The precautions are as follows: (1) heating the tool in a protective atmosphere furnace, a vacuum electric furnace and a salt bath furnace with sufficient deoxidation to prevent oxidative decarburization; 2 when the quenching tool is cooled to the vicinity of the Ms point of the steel, it is taken out into the tempering cooling medium, It should be classified and quenched in the salt bath hot bath, alkali heat bath, austempering and quenching in the ideal cooling medium; 3 low temperature (≤100 °C) into the furnace tempering, slowly heating up to ≥300 °C, can be heated with the furnace to the required Tempering temperature, high temperature tempering and heat preservation, then air cooling to room temperature, in the process of tempering slow cooling to achieve residual austenite (AR) → martensite (M) phase change, to avoid water cooling, oil cooling, to prevent the emergence of larger two Secondary quenching stress. In short, tempering in time after quenching, to prevent the initiation and expansion of quenching stress; full tempering, to obtain stable structure; multiple high temperature tempering, promote the full transformation of retained austenite (AR) → martensite (M), and eliminate two Sub-quenching stress; long-term and combined tempering, improved fracture toughness and comprehensive mechanical properties can effectively prevent secondary quenching cracks caused by improper tempering.
11 tool corrosion
At present, the quenching heating of the high-speed steel tool heat treatment process in China is generally carried out in a salt bath furnace, and the tempering heating is generally carried out in a salt bath furnace. In addition, pickling must be carried out.

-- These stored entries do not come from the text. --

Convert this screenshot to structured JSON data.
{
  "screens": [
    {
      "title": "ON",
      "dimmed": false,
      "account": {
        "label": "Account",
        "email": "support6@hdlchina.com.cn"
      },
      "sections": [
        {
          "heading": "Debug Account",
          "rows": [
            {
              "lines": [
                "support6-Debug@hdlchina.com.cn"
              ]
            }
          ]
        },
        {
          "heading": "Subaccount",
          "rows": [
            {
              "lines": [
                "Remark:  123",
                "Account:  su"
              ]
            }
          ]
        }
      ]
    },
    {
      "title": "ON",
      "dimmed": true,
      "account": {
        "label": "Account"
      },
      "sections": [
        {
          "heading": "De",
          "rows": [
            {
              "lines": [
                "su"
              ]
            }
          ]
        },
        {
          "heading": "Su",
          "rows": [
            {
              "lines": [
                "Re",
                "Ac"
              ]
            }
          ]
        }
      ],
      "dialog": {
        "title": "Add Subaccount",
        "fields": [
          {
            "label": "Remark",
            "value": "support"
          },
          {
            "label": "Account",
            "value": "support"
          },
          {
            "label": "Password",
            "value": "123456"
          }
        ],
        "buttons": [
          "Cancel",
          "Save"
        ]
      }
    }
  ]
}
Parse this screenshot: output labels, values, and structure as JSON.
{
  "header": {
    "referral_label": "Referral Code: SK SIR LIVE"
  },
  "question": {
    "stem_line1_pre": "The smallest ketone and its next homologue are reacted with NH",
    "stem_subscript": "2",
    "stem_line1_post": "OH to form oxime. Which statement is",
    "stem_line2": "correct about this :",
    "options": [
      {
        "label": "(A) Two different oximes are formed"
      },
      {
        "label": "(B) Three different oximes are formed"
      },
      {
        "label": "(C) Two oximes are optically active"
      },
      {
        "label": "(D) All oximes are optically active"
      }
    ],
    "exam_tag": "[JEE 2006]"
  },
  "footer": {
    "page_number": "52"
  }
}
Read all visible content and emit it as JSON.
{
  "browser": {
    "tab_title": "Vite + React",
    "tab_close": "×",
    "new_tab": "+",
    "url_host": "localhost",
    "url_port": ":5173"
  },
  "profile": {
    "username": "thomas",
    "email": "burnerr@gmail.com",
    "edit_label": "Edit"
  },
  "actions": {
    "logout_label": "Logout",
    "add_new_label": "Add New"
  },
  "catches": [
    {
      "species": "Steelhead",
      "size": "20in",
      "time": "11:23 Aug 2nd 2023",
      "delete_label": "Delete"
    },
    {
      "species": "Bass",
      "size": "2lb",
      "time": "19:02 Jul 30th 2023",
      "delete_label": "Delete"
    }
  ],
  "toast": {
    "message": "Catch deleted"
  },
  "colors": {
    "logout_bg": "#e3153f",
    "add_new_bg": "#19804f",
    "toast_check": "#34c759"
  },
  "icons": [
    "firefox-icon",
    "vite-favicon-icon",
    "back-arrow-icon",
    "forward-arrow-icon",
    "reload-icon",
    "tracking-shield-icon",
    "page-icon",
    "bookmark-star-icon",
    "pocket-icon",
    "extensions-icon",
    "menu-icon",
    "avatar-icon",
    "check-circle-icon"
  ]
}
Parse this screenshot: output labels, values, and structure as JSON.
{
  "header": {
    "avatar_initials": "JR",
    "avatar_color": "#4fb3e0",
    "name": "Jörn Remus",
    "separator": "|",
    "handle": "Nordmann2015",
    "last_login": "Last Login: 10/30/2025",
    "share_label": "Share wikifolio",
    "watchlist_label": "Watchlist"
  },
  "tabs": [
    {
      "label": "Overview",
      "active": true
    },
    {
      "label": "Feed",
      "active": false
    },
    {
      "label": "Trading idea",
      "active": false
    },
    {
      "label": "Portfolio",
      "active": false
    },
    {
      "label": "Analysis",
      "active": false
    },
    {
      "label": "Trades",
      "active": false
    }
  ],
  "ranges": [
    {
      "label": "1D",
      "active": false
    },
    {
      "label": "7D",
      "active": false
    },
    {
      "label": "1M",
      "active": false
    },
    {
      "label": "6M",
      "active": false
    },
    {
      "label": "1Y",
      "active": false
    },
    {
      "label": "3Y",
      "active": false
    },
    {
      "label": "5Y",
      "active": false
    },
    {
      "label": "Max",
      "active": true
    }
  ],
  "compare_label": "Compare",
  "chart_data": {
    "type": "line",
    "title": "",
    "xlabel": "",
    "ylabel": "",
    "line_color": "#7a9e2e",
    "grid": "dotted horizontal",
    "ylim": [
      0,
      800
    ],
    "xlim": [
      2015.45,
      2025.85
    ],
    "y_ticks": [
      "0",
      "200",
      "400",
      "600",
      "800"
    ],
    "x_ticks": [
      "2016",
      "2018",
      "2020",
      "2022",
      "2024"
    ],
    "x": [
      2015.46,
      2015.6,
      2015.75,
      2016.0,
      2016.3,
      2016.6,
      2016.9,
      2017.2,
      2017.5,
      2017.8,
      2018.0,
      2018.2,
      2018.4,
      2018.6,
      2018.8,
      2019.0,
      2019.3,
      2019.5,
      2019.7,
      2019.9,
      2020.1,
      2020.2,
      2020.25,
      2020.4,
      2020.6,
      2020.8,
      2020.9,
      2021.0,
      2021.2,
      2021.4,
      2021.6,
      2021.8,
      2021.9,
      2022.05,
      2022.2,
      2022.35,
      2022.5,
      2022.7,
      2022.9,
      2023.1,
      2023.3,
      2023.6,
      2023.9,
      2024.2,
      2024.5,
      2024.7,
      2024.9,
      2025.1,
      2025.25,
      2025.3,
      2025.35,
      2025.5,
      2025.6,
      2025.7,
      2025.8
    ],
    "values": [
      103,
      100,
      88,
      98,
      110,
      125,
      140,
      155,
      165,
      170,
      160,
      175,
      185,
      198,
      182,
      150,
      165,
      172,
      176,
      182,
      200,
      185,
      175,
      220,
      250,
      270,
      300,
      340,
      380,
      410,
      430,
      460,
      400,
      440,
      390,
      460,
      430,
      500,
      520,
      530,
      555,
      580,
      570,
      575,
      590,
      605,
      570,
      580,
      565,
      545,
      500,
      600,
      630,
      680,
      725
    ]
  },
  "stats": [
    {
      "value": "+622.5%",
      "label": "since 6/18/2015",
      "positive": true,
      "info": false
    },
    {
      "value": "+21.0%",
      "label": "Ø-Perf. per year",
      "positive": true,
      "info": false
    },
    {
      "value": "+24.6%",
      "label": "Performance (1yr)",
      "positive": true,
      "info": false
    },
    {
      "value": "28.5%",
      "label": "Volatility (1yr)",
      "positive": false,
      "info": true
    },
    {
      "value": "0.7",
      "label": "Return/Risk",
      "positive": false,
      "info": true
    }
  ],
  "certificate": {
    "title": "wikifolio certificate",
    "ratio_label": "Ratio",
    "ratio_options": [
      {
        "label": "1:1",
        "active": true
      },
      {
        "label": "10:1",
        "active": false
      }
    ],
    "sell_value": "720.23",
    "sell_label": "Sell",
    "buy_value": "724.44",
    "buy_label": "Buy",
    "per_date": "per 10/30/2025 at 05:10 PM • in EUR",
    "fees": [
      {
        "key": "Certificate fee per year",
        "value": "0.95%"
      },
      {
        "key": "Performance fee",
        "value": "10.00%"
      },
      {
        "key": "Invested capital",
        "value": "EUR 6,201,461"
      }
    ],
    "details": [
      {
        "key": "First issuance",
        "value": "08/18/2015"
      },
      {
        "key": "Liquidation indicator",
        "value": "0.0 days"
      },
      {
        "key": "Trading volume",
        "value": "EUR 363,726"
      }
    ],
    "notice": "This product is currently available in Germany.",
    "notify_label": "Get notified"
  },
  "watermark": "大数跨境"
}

When the tool is quenched locally, the contact with the harmful gas such as chlorine gas in the high-temperature salt bath near the salt bath surface is not only prone to oxidative decarburization, but also causes a certain width of strip-like pitting corrosion at the junction between the liquid surface and the air. The precautionary measures are: using high temperature heating salt method, that is, after the whole tool is put into the salt, the local non-quenching heating part is exposed to the liquid surface, so that it is covered with a layer of adhered salt shell, which is isolated from the harmful gas in the air to avoid corrosion. .
When the large-scale whole blade is quenched and heated in a high-temperature salt bath furnace, it is easy to react with harmful substances such as iron oxide (FeO) in the salt bath due to high temperature and long holding time. The precautionary measures are: strict implementation of salt bath heating medium heat treatment technical conditions: purity ≥ 98%, sulfate (BaSO4, Na2SO4, K2SO4) and other impurities content ≤ 0.3%, carbonate (BaCO3, Na2CO3, K2CO3) and other impurities ≤ 0.1 %, water insoluble matter ≤ 0.1%; each work class must be deoxidized and slag on the salt bath, once a week, thoroughly remove the slag impurities in the furnace.
When the tool is pickled, the acid is excessively reacted or the residual acid is not washed, so that the chemical reaction between nitric acid and the nitrate salt causes electrochemical corrosion. The precautionary measures are: after pickling the tool, rinse it twice with running water, thoroughly neutralize it, and blast it in time, and park it in the air for no more than 8 hours, and take the oil seal to prevent acid corrosion.